東谷暁『エコノミストは信用できるか』文春新書 平成15年
 90年代のバブル破裂から不良債権処理、財政改革・政治改革果ては構造改革とキャッチフレーズが乱れ飛ぶなかで、スピーカーとしてのエコノミストたちは、何についてどうしゃべったか。
「ポジション・スピーカー」としての彼らの「不良債権の処理」、「景気動向・対策」、「ゼロ金利」、「IT革命論の評価」などをめぐる90年代を通じた彼らの言説を批評しています。
巻末では「前後の一貫性」「論理の整合性」「説得力」「市場供給力」「市場需要力」といった項目で著名エコノミストを「採点していて面白いです。
著者のエコノミストに対する批評を一言でいえば“デタラメを言うな”ということでありまして、採点項目として「前後の一貫性」「論理の整合性」などが対象にされているところに現れています。
本来評価の対象となるべき「迫真性」や「先見性」は望むべくもないということでしょうか。
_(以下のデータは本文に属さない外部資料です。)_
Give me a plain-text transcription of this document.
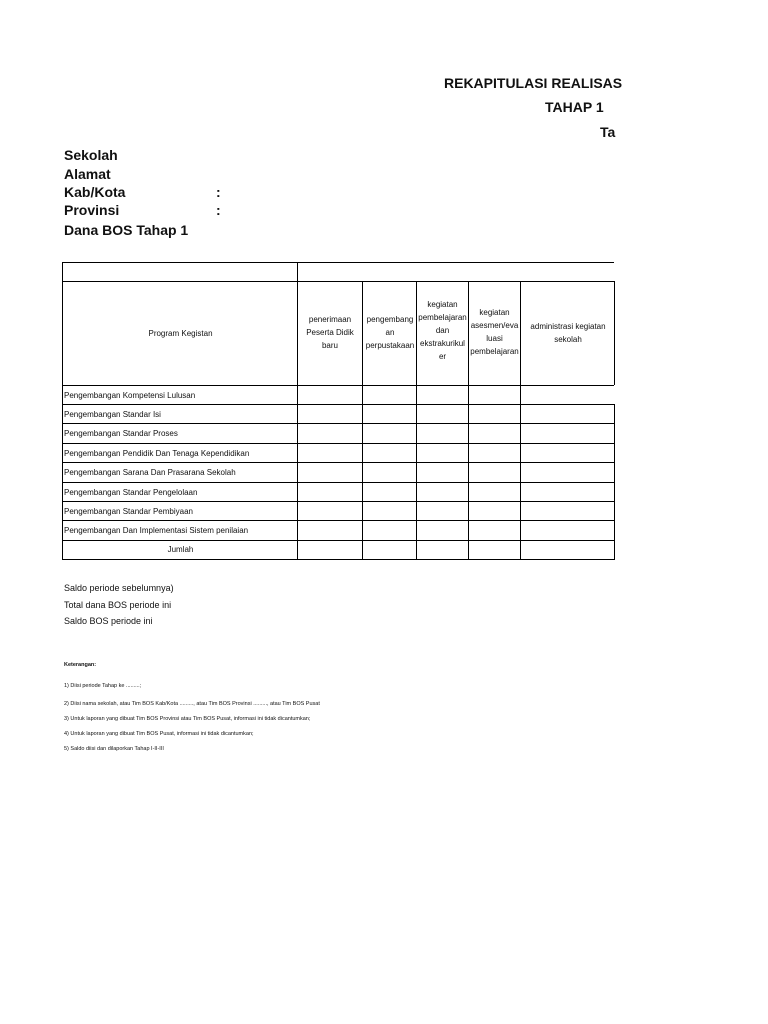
REKAPITULASI REALISAS
TAHAP 1
Ta
Sekolah
Alamat
Kab/Kota	:
Provinsi	:
Dana BOS Tahap 1
Program Kegistan
penerimaan Peserta Didik baru
pengembang an perpustakaan
kegiatan pembelajaran dan ekstrakurikul er
kegiatan asesmen/eva luasi pembelajaran
administrasi kegiatan sekolah
Pengembangan Kompetensi Lulusan
Pengembangan Standar Isi
Pengembangan Standar Proses
Pengembangan Pendidik Dan Tenaga Kependidikan
Pengembangan Sarana Dan Prasarana Sekolah
Pengembangan Standar Pengelolaan
Pengembangan Standar Pembiyaan
Pengembangan Dan Implementasi Sistem penilaian
Jumlah
Saldo periode sebelumnya)
Total dana BOS periode ini
Saldo BOS periode ini
Keterangan:
1) Diisi periode Tahap ke .........;
2) Diisi nama sekolah, atau Tim BOS Kab/Kota ........., atau Tim BOS Provinsi ........., atau Tim BOS Pusat
3) Untuk laporan yang dibuat Tim BOS Provinsi atau Tim BOS Pusat, informasi ini tidak dicantumkan;
4) Untuk laporan yang dibuat Tim BOS Pusat, informasi ini tidak dicantumkan;
5) Saldo diisi dan dilaporkan Tahap I-II-III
 その背景では「知の劣化」ということが進行しているのではないか。
社会におけるエコノミーの占めるポジションが肥大化するにつれて、エコノミストの「ポジションスピーク」がマスコミを通じて垂れ流されるわけですが、この人たちが勉強してきた「経済学」の至らなさに起因する問題が様々に起こっています。

□経済に対する疑念
佐伯啓思『「欲望」と資本主義』―終わり無き拡張の論理―
講談社現代新書 1993年
著者は早くから“資本主義の行き詰まり”と新しい方向の模索を考究している人ですね。
「成功するが故に没落する」シュンペーターやケインズという20世紀を代表した経済学者の予見が実現されようとしているかに見える時、如何に破局を回避するか、「産業資本主義との訣別」が著者が模索する方向ですが、まだ漠としています。
佐伯さんでは、毎度おなじみの
“幻想のグローバル資本主義”二部作:
上『アダムスミスの誤算』PHP選書 1999年
人間の「自然的性行」はなぜ人間を裏切ったか
下『ケインズの予言』
われわれは、①生活財を得る手段として生産過程に参加する ②生産過程で得た所得をもって生活を営む というあり方を持っているわけですが、経済のグローバル化は、より効率的な生産こそが追求すべき経済活動の目的だという短視的な錯誤に基づいて①と②を切り離したうえに成り立っています。
生産に関わる人(社員・賃労働者)と生産物を消費することで自分の生活を営んでいる人(消費者)は同じ一人の人間のそれぞれの側面である、ということを知らないかのように振る舞うのがグローバル経済ですね。